The 6-ton UARS satellite — the biggest piece of space debris to fall from the sky since Sky Lab in 1979 — fell back to Earth early Saturday morning. Debris is reported to have been found near Calgary, Canada.
The wait is over. NASA's bus-sized Upper Atmosphere Research Satellite (UARS) has fallen, becoming the largest runaway chunk of space junk to drop back down to Earth since two satellites, including the behemoth Sky Lab, punched the atmosphere in 1979.
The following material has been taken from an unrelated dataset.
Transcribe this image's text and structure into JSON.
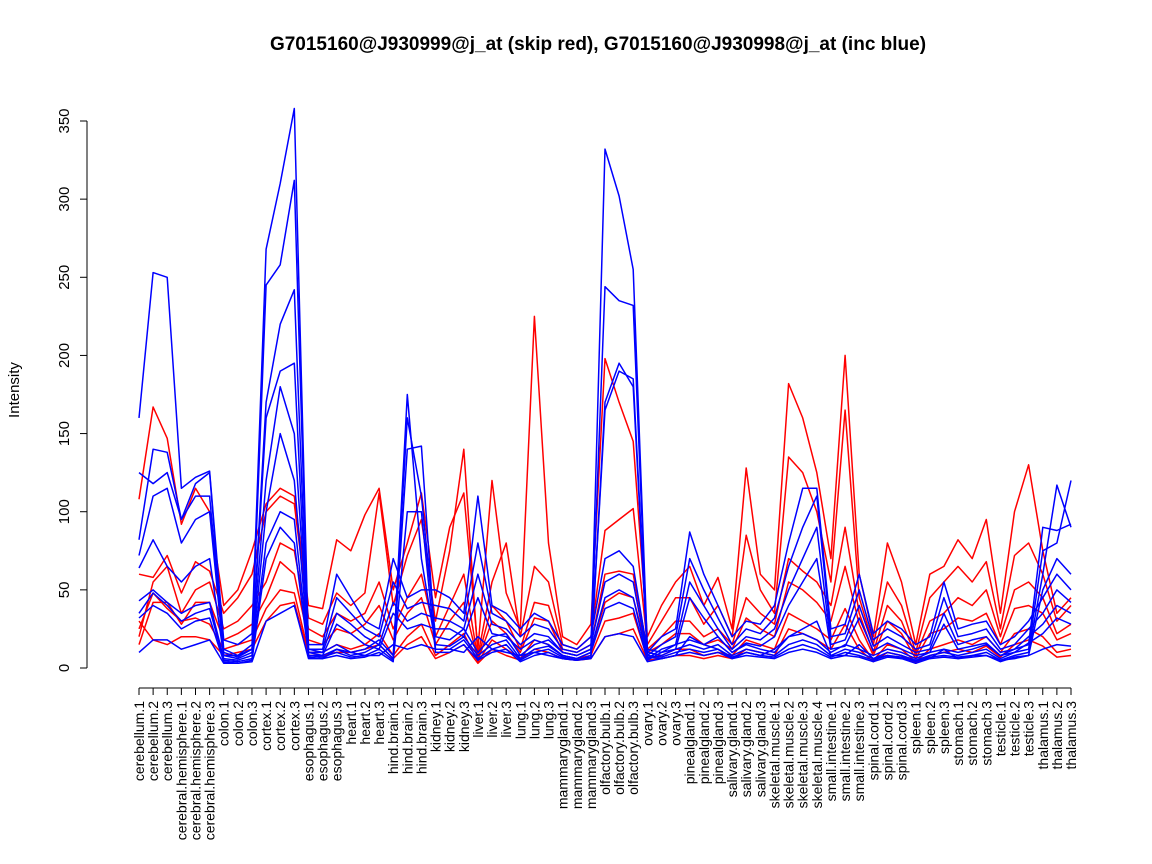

"We can now confirm that #UARS is down!" reported the official NASA Twitter account. "Debris fell to Earth between 11:23 p.m. EDT Friday, Sept. 23, and 1:09 a.m. EDT Sept. 24."
The satellite, broken up into 26 titanium and other hard alloy pieces expected to survive the fiery descent, reportedly fell at least partly on land. Twitter and YouTube reports pinpointed landfall in Okotoks, Canada, near Calgary.
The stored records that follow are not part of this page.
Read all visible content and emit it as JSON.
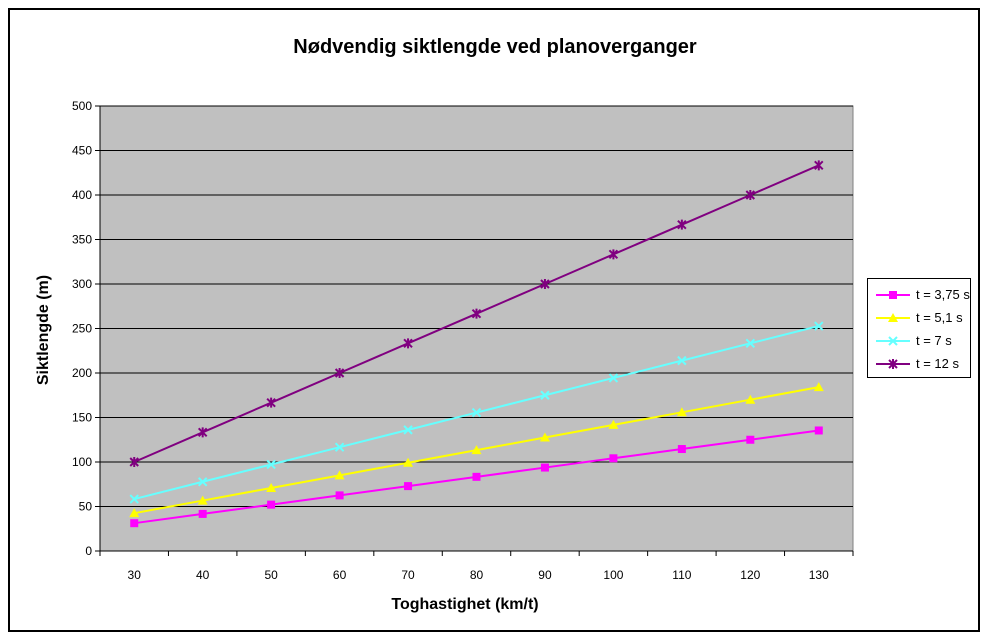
{
  "chart_data": {
    "type": "line",
    "title": "Nødvendig siktlengde ved planoverganger",
    "xlabel": "Toghastighet (km/t)",
    "ylabel": "Siktlengde (m)",
    "x": [
      30,
      40,
      50,
      60,
      70,
      80,
      90,
      100,
      110,
      120,
      130
    ],
    "ylim": [
      0,
      500
    ],
    "yticks": [
      0,
      50,
      100,
      150,
      200,
      250,
      300,
      350,
      400,
      450,
      500
    ],
    "grid": "horizontal",
    "legend_position": "right",
    "plot_background": "#c0c0c0",
    "series": [
      {
        "name": "t = 3,75 s",
        "color": "#ff00ff",
        "marker": "square",
        "values": [
          31.25,
          41.67,
          52.08,
          62.5,
          72.92,
          83.33,
          93.75,
          104.17,
          114.58,
          125.0,
          135.42
        ]
      },
      {
        "name": "t = 5,1 s",
        "color": "#ffff00",
        "marker": "triangle",
        "values": [
          42.5,
          56.67,
          70.83,
          85.0,
          99.17,
          113.33,
          127.5,
          141.67,
          155.83,
          170.0,
          184.17
        ]
      },
      {
        "name": "t = 7 s",
        "color": "#66ffff",
        "marker": "x",
        "values": [
          58.33,
          77.78,
          97.22,
          116.67,
          136.11,
          155.56,
          175.0,
          194.44,
          213.89,
          233.33,
          252.78
        ]
      },
      {
        "name": "t = 12 s",
        "color": "#800080",
        "marker": "star",
        "values": [
          100.0,
          133.33,
          166.67,
          200.0,
          233.33,
          266.67,
          300.0,
          333.33,
          366.67,
          400.0,
          433.33
        ]
      }
    ]
  }
}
People from Maui to South Florida also reported seeing flashing pieces of the runaway satellite as it skidded across Earth's atmosphere at its orbital speed of 17,500 miles per hour. Debris found in western Canada would confirm NASA's prediction that the debris was likely to enter Earth's atmosphere near the Pacific and potentially scatter debris across a 500-mile-long zone.